The longer answer, of course, is you get that information from the private sector. The pharmaceutical companies can tell you all you need to know about obesity - can't they? The distillers, brewers and fermenters can tell you all you need to know about the health effects of alcohol, can't they? And didn't the tobacco companies do all the research on tobacco?
And is this really "nanny state" - or is it prudent management of the burgeoning health budget.
Then we get told the Australian Institute of Criminology could be reviewed and possibly merged with a University. Which is possibly fine till you then read about the intention to rip $100 million dollars from Australian Research Council grants.
The Coalition has always run a line of finding some obscure piece of research funding and making out it represents waste. In the article today the example of a costly academic indulgences the Coalition plans to wipe out is "a $443,000 study into the "God of Hegel's Post-Kantian idealism''".

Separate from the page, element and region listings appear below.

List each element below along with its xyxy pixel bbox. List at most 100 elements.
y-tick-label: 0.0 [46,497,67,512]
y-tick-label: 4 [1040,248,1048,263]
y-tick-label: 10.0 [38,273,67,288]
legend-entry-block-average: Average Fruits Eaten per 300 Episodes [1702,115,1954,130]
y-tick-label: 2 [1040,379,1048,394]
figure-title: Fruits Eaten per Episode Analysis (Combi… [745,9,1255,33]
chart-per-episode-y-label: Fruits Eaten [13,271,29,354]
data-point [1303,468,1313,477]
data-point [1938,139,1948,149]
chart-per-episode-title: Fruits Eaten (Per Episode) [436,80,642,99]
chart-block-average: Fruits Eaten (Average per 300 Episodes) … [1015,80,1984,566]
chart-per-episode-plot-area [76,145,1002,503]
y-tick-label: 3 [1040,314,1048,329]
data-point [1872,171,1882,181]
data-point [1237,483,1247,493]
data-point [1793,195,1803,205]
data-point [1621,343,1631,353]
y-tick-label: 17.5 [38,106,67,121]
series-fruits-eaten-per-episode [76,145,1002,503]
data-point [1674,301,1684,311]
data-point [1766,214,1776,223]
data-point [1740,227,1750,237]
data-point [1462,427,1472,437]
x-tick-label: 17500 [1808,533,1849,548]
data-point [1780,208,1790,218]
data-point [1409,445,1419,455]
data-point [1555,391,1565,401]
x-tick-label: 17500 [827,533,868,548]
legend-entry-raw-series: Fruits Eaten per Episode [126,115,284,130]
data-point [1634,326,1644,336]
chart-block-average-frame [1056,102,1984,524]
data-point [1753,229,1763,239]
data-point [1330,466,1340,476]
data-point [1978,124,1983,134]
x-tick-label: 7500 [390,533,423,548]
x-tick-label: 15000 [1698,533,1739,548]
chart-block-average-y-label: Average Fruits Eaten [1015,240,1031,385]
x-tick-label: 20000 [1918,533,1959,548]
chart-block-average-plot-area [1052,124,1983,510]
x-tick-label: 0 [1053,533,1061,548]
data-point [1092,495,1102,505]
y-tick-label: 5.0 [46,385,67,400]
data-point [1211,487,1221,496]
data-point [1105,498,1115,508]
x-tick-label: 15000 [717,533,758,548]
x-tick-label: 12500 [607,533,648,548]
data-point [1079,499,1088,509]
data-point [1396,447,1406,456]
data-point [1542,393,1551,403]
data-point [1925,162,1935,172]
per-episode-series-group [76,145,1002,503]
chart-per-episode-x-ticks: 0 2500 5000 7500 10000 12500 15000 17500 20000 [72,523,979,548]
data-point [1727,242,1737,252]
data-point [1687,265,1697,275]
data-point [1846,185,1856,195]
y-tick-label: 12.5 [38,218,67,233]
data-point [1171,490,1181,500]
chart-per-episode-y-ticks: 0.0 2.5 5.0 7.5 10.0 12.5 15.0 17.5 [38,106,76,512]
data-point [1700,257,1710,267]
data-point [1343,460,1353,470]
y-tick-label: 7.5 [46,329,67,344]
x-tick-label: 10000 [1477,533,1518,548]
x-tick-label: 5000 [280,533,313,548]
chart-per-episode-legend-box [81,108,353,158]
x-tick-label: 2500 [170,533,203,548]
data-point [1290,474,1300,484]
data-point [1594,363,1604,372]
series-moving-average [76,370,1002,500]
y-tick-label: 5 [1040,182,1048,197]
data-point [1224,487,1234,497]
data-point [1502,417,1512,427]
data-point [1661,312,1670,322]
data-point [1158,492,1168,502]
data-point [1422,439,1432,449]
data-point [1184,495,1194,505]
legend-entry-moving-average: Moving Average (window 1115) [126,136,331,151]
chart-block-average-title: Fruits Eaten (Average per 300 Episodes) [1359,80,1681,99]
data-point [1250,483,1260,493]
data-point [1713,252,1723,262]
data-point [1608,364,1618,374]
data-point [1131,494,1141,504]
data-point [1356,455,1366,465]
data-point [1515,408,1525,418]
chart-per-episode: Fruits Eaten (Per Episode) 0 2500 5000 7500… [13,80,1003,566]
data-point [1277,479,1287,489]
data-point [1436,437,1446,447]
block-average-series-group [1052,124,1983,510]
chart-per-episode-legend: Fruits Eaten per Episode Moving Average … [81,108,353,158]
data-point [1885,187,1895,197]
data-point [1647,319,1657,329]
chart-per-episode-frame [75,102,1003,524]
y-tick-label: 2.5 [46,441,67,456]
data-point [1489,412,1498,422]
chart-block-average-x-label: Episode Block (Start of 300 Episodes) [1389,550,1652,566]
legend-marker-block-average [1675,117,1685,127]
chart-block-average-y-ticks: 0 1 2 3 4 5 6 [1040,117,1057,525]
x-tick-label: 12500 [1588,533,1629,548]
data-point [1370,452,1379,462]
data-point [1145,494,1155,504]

It is quite interesting if you Google that phrase. You find that it is the title of an ARC grant to Professor Paul Redding from the Philosophy Department of the University of Sydney. Professor Redding has edited a volume on "Religion After Kant: God and Culture in the Idealist Era."
Dig further and you realise that Professor Redding's research is part of a bigger Program in the History of Philosophy. I don't really know where we have got to if an ordinary analytic philosophy program is under attack. Maybe we really should stop referring to Abbott's own "philosophy" since his Government has such apparent disregard for it.
Much fun has already been made of this line - "Other key Rudd reforms - including the expensive bid for a seat on the United Nations Security Council - are being wound back with a planned new Australian embassy in Senegal to be abandoned." - in the twitterverse. Memo, we have the seat now. But do we really want to start by reneging on agreements with Africa? Does Julie Bishop have no appreciation that after the Pacific Rim, Australia's next strategic focus is the Indian Ocean Rim?
To add to all this let's just remember how impressive Tony Abbott has always seemed on indigenous affairs - he really does get in touch with his Catholic sense of the need to do "good works" here. But there is now an issue about a plan to spend his first week in office "on country." While it is tempting to suggest the excuse he could use is that it wasn't written down, the more prosaic reality is that the new PM has discovered (a) that there is more to being PM than he thought and (b) that his security detail simply wouldn't countenance it - yet.
But in reality, what you see is the Government that reflects its leader. A leader who knows what he doesn't like - and at the top of the list is any independent research or advice on the policy challenges for the government.
After all, you become Prime Minister or President of the SRC by talking about what you don't like - not what you might actually plan to do.